Doctoral studies

György Schöpflin examines power-related political issues in his doctoral thesis

Yesterday, György András Schöpflin, a doctoral candidate from the School of Governance, Law and Society of Tallinn University, defended his doctoral thesis “Politics, Illusions, Fallacies”, in which he examined various political issues. The thesis mostly focuses on different methods of exercising power that may often be seen as self-explanatory and concealed.


The thesis contains two parts. The first part is a monograph, correspondingly named “Politics, Illusions, Fallacies” (2012), in which Schöpflin observes political, social, and cultural phenomena to identify common misunderstandings of political processes and, hence, false conclusions. They may affect politics and its outcomes. The second part begins with two theoretical arguments: different social and cultural ‘traps’ (wicked problems, cul-de-sacs, aporias, Zugzwangs) and cultural traumas.


Social sciences at their best provide us with the knowledge of how different societies operate and why certain processes occur in life. “We are all legatees of Enlightenment rationality, but sometimes there are conflicts or insoluble problems or irrationalities. This thesis is about illuminating some of these problems and its approach is rigorously multidisciplinary,” Schöpflin explained. He added that the thesis is largely focused on the construction of power and the role of its preservation.

The central methodological argument of the thesis is that focusing on double hermeneutics (relationship dynamics and mutual effect) and mutual amplification are extremely important in social sciences.
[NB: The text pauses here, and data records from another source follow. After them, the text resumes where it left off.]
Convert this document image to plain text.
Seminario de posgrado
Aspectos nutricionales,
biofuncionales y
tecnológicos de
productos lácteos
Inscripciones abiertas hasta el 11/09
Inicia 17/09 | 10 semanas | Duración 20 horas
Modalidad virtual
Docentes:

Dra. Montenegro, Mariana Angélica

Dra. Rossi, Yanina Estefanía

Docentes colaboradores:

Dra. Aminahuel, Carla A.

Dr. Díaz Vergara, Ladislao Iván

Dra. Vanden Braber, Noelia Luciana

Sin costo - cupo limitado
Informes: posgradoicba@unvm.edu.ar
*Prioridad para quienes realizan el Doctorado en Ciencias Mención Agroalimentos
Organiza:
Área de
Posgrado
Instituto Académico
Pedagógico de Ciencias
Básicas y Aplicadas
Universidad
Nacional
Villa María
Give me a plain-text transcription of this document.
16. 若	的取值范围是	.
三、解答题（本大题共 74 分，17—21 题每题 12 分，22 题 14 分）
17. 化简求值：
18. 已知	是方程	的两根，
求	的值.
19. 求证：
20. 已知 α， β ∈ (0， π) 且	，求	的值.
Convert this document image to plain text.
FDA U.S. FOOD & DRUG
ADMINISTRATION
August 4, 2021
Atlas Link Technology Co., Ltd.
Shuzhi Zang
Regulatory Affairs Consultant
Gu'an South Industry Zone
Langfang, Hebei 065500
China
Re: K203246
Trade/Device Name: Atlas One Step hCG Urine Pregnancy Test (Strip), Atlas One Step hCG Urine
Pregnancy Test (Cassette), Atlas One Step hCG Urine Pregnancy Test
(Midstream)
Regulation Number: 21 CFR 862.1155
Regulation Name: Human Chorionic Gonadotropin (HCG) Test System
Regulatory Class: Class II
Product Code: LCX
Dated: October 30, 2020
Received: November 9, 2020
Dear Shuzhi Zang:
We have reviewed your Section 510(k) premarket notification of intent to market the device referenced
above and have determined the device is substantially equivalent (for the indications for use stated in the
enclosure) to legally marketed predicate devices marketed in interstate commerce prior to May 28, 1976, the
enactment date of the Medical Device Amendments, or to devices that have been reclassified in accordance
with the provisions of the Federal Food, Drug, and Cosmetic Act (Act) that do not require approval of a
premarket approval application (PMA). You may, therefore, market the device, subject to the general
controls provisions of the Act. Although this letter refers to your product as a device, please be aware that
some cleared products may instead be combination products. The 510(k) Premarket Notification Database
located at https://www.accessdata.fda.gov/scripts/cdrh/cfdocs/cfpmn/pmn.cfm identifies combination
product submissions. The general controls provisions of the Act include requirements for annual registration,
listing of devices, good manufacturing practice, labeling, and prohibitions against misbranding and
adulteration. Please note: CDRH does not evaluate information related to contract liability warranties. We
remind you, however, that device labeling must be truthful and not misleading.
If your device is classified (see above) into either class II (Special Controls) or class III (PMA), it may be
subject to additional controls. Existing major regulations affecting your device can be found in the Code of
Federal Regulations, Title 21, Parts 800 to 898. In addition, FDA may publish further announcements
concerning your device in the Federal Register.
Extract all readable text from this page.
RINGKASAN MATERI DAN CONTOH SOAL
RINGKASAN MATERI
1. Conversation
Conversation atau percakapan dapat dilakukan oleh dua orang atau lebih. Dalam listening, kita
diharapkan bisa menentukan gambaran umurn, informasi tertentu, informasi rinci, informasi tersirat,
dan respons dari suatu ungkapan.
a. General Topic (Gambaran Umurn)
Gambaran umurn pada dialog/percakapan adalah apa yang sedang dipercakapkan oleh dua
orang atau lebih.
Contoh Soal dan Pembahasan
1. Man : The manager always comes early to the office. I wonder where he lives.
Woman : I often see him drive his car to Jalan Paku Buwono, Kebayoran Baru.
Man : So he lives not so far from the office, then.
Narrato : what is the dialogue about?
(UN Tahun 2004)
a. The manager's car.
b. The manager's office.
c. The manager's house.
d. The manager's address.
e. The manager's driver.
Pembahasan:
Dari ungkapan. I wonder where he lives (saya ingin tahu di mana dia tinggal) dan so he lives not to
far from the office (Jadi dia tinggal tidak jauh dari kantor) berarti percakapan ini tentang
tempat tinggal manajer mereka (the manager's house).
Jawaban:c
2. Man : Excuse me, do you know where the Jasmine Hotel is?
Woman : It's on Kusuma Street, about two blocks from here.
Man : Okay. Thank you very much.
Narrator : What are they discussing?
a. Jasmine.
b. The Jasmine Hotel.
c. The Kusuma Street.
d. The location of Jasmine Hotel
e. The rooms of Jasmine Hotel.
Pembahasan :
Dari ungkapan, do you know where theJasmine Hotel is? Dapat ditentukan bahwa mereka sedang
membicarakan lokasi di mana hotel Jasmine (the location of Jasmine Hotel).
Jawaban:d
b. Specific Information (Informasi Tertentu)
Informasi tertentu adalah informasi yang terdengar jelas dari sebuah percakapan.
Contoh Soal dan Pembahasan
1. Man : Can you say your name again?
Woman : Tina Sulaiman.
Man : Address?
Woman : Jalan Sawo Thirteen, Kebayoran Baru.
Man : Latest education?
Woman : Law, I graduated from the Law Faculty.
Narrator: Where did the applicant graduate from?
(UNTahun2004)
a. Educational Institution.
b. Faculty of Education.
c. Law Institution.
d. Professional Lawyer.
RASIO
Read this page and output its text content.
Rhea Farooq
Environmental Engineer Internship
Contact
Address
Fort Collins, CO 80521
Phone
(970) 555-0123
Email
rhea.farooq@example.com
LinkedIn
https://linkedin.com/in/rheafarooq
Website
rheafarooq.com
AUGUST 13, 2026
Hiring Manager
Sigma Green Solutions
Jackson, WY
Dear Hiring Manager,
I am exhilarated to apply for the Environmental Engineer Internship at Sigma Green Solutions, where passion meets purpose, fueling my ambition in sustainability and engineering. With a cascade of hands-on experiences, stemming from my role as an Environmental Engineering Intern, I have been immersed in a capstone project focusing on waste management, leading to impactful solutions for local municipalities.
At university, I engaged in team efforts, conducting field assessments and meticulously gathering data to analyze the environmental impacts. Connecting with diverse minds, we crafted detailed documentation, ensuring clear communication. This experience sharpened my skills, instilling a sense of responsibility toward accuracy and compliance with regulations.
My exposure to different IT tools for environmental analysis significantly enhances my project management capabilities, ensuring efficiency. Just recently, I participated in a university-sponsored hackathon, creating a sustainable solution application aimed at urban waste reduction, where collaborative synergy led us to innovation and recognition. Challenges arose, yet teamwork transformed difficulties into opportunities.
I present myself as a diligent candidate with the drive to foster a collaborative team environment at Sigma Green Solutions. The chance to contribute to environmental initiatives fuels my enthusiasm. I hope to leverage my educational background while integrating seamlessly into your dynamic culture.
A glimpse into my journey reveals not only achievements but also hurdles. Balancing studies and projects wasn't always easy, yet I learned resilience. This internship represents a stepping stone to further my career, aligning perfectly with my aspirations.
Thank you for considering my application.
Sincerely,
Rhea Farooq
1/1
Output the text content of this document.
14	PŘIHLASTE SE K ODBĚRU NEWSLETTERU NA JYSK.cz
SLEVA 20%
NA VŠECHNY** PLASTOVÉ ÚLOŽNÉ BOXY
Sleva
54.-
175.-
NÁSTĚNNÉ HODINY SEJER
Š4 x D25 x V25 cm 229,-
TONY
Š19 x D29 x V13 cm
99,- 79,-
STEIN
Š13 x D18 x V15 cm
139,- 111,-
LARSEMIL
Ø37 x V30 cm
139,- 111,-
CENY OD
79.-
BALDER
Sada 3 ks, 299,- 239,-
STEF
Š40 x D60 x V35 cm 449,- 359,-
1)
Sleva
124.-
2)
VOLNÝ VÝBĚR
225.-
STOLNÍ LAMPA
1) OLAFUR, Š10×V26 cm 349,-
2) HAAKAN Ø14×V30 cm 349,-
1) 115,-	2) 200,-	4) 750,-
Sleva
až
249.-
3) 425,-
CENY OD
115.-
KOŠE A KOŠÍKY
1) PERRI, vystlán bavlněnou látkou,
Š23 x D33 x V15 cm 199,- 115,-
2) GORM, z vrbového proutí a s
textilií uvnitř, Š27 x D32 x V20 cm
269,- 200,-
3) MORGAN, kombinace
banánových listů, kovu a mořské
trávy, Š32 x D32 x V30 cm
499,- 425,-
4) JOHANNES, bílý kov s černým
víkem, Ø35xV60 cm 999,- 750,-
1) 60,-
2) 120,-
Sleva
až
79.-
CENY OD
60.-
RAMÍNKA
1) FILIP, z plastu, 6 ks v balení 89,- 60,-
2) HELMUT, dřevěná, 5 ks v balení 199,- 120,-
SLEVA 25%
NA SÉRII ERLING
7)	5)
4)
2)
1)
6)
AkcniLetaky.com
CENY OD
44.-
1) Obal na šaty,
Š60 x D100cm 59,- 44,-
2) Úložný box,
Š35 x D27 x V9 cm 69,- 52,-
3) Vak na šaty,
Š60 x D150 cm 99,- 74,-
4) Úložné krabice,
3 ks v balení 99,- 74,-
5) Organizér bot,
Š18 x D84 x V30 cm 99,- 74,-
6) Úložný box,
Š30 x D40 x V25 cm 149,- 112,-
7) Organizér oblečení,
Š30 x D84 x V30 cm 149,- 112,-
Its continuous neglect, on the other hand, causes unintentional consequences and insoluble issues.

One of the main premises of György Schöpflin’s argument is that political phenomena are difficult to comprehend if we neglect the underlying sociological factors that affect the behaviour of people at the individual, but even more importantly, on a collective level. He finds that the common belief in the Western world – that certain forms of governance are at their core better and preferable to others – is derived from the fact that little attention is given to the sociological characteristics of certain societies and may not considered at all in political decisions.

Schöpflin adds that his thesis examines a number of phenomena that may seem entirely unrelated at first glance. For example, he reviews relationships by marriage and extended families that are extremely important sociological factors outside of Europe and a principal source of loyalty and motivation in, for example, the Middle East. Favouritism and nepotism that have a rather negative association in the Western world may be morally valued in other regions as a laudable familial loyalty.

The Doctoral thesis “Politics, Illusions, Fallacies” were publicly defended on Monday, 29 April. The supervisor is professor Peeter Selg from Tallinn University. Opponents are Professor Liisi Keedus from Tallinn University and Professor Emeritus Frank Furedi from University of Kent. The full thesis is available in Tallinn University Digital Library ETERA.

In 2010, the Tallinn University elected György András Schöpflin as honorary doctor, as did Corvinus University, Budapest. He is also a British political theorist and social scientist and a Hungarian member of the European Parliament serving his third term.